General Joseph E. Johnston is officially relieved of command of the Confederate Army of Tennessee. President Davis promote Lt. General John. B. Hood to be the new commander of the Army of Tennessee. Davis advised Johnston the he was relieved of command due to his inability to stop the Federals from reaching Atlanta and that he did not have confidence that he could prevent the Federals from capturing Atlanta and destroying the Army of Tennessee. Johnston was very well liked among his troops and many were in disbelief.
This change in command has come at a crucial time as the Federals have just crossed the Chattahoochee River. The Army of the Cumberland crosses at Pace’s Ferry and Power’s Ferry and are advancing toward Peachtree Creek. General McPherson’s Army of the Tennessee, has crossed the river at Roswell and has been moving south through Dunwoody toward the Augusta Railroad line near Decatur. They reach it on the 18th and destroy about four miles of it in between Stone Mountain and Decatur, in an attempt to disrupt the supplies, and possibly reinforcements, coming from the east. McPherson then turns west and moves towards Decatur.
Wheelers Cavalry had been skirmishing with the Federals approaching Peachtree Creek for several days, but today they burn the bridges over Peachtree Creek at Moore’s Mill, Howell’s Mill, and on Ridgewood Road. They then move south east to intercept McPherson’s Army of the Tennessee near Decatur.
The pieces are nearly in place for the first of two major battles to happen on the outskirts of Atlanta. Soon the two armies will clash in the Battle of Peachtree Creek and then two days later at the Battle of Atlanta.
July 9th, 1864: After the first Federal crossing of the Chattahoochee at Sope Creek on the afternoon of the 8th, Garrard’s Cavalry crosses at Roswell. At dawn on the 9th, a Federal Battery provides covering fire as several companies of dismounted cavalry begin wading across the Chattahoochee at what is called the “Shallow Ford”. It was the ford used by the Hightower Trail which was a prehistoric trading route. They engage a small Confederate force across the river. The Confederates are out numbered and out gunned and they quickly retreat and some surrender. The Federals are armed with Spencer repeating rifles and are able to move and shoot quickly without stopping while they cross the river. The battery that is providing cover fire is the Chicago Board of Trade Battery. When Sherman learns of Garrard’s crossing of the river, he immediately dispatches Newton’s Division from its camp near Rottenwood Creek, to Roswell “double time”, to reenforce Garrard. He also sends Dodge’s Corps to reenforce Garrard and establish a strong bridgehead for subsequent crossings. After receiving information about both crossings and size of the forces at each crossing, General Johnston orders the fall back from the River Line. The Confederate army begins to retreat from the River Line at dusk and in the early morning hours of the 10th, they are across the river and begin to burn the Railroad bridge and the wagon bridge next to it. They also take up their pontoon bridges and at Pace’s Ferry they cut the pontoon bridge loose hoping it will swing across the river or down stream where they can recover it. It becomes stuck and is recovered by the Federals, but not put into use. General Johnston establishes his Headquarters 3 miles from Atlanta, at the abandoned Dexter Niles house. He orders that the river crossings at Pace’s Ferry and Turner’s Ferry, be heavily guarded.
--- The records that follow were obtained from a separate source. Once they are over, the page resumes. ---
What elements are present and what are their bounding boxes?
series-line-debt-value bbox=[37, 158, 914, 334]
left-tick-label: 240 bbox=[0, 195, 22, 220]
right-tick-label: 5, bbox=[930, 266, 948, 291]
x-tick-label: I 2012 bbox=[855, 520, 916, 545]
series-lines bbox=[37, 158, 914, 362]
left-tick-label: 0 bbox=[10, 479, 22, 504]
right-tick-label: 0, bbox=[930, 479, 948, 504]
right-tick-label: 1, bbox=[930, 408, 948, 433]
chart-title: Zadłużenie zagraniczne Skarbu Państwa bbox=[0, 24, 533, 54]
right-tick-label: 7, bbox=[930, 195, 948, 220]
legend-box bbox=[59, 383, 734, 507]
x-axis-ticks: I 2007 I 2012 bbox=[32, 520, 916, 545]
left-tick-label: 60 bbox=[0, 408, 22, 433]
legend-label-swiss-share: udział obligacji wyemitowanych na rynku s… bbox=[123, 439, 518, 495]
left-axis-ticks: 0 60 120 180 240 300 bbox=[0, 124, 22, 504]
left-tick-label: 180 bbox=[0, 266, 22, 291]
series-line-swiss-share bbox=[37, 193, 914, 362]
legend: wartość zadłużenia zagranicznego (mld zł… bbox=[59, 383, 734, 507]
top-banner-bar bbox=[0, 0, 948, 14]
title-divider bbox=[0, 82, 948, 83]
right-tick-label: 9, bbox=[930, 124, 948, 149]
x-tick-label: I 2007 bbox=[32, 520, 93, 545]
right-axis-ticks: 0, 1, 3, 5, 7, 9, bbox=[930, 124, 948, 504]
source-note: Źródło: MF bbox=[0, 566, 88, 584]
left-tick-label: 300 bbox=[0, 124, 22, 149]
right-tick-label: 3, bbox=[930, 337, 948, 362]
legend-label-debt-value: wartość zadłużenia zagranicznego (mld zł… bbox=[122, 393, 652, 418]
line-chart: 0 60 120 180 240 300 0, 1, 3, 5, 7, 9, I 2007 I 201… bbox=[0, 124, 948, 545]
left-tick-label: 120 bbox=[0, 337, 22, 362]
July 4th, 1864: Yesterday, General Sherman entered Marietta and established his headquarters in the Kennesaw House and ordered his forces to continue the pursuit of the Confederates and attempt to engage them no matter what the cost of men and material. They must press their advantage while the Confederates are retreating. The Federal troops continued their chase and soon, as they approached Smyrna, they began to encounter resistance from Confederate Skirmishers. They were pushed back to their main lines and the Federals began to entrench. Elements of Howard’s and Palmer’s Corps of the Army of the Cumberland advanced on the portion of the Confederate Smyrna Line near Smyrna Camp Ground, roughly the center of the Confederate line. They were engaging seasoned troops of Cleburne’s Division and suffered heavy losses. The second portion of the attack was made by Dodge’s Corps of the Army of the Ohio, they attacked the Confederate Left near Ruff’s Mill. There was a salient in the Confederate line near this point that was their target. This is where Hood’s and Hardee’s Corps met. Elements of Dodge’s Corps pushed the skirmishers of Stevenson’s Division out of their rifle pits and back to their main works, but suffered heavy losses during the assault. These attacks gained no ground for the Federals and only confirmed that the Confederate army was still in the line enforce. They main Federal advantage gained this day, was Blair’s Corps being able to work its way around and behind the Confederate left flank. At that point they were closer to Atlanta than the main body of the Confederate Army. Blair’s movement seriously threatened Johnston and in the late night hours of July 4th and early morning hours of July 5th, Johnston fell back from the Smyrna Line to the last line of defense west of the Chattahoochee River, The River Line.